Steroids are a standard treatment for pregnant women likely to deliver before 34 weeks because these drugs are known to reduce the chance of complications and death among premature infants. However, because completing the entire course takes at least 48 hours, healthcare providers may opt not to begin treatment when premature delivery is imminent.
For the current study, Rosemary Higgins, MD, Eunice Kennedy Shriver National Institute of Child Health and Human Development (NICHD), part of the National Institutes of Health (NIH), Bethesda, Maryland, evaluated 6,121 extremely premature infants who had been born between 22 and 27 weeks of pregnancy at sites in NICHD’s Neonatal Research Network.

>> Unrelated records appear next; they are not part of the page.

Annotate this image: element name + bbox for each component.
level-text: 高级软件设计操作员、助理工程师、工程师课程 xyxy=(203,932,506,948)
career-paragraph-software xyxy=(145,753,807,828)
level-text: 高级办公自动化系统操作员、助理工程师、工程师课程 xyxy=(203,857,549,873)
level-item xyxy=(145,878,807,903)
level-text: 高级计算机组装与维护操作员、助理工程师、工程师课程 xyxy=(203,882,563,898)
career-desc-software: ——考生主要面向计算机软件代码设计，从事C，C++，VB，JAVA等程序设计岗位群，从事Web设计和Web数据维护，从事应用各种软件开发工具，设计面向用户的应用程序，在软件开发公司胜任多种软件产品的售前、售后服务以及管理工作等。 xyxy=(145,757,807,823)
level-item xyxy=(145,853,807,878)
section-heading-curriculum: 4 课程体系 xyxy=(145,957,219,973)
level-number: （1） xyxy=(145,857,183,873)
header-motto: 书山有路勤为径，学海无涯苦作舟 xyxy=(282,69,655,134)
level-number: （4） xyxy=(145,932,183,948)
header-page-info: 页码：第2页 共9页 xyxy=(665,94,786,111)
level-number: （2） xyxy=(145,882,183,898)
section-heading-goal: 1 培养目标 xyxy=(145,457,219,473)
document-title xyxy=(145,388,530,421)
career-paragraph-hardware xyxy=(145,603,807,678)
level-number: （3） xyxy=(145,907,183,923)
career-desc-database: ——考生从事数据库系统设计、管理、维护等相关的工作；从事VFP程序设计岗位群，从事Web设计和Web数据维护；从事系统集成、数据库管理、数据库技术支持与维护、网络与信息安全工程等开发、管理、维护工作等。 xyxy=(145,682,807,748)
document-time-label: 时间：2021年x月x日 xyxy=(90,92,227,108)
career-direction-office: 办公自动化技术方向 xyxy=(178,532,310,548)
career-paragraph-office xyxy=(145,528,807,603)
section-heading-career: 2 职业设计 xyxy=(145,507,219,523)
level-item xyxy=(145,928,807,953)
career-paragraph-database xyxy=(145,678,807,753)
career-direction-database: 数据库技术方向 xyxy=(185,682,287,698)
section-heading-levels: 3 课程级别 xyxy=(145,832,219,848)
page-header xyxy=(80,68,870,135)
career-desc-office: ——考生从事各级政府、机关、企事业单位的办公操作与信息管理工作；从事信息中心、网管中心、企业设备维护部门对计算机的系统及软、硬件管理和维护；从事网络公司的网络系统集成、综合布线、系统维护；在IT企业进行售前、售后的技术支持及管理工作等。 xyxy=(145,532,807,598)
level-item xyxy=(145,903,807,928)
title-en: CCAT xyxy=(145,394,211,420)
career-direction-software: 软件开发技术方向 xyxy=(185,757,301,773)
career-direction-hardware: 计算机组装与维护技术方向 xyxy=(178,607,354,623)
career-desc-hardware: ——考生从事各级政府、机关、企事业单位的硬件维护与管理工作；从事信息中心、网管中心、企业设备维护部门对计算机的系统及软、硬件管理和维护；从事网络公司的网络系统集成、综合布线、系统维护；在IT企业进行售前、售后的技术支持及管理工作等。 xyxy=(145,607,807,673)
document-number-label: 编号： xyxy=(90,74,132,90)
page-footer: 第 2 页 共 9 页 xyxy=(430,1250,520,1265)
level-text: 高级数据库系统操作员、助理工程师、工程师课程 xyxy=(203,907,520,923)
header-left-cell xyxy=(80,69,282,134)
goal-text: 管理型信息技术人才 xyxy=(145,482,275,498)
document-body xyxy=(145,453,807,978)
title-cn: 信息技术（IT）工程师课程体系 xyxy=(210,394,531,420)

The study followed the infants from birth to age 18 to 22 months and measured survival and brain and nervous system outcomes. The infants were grouped according to the mother's steroid treatment -- no treatment, partial treatment or complete treatment.
Among the 3 groups, researchers found significant differences in rates of death, complications such as severe intracranial haemorrhage, necrotizing enterocolitis, bronchopulmonary dysplasia, and brain and nervous system impairment.
Infants in the complete treatment group fared best. Infants in the partial treatment group fared better than untreated infants.
The study team also found evidence that the better outcomes likely were due to lower rates of bleeding in the brain and of a brain injury called cystic periventricular leukomalacia.
Overall, the findings suggest that starting steroid treatment promptly -- even if the likelihood of completion is low -- is beneficial when extremely premature birth is imminent.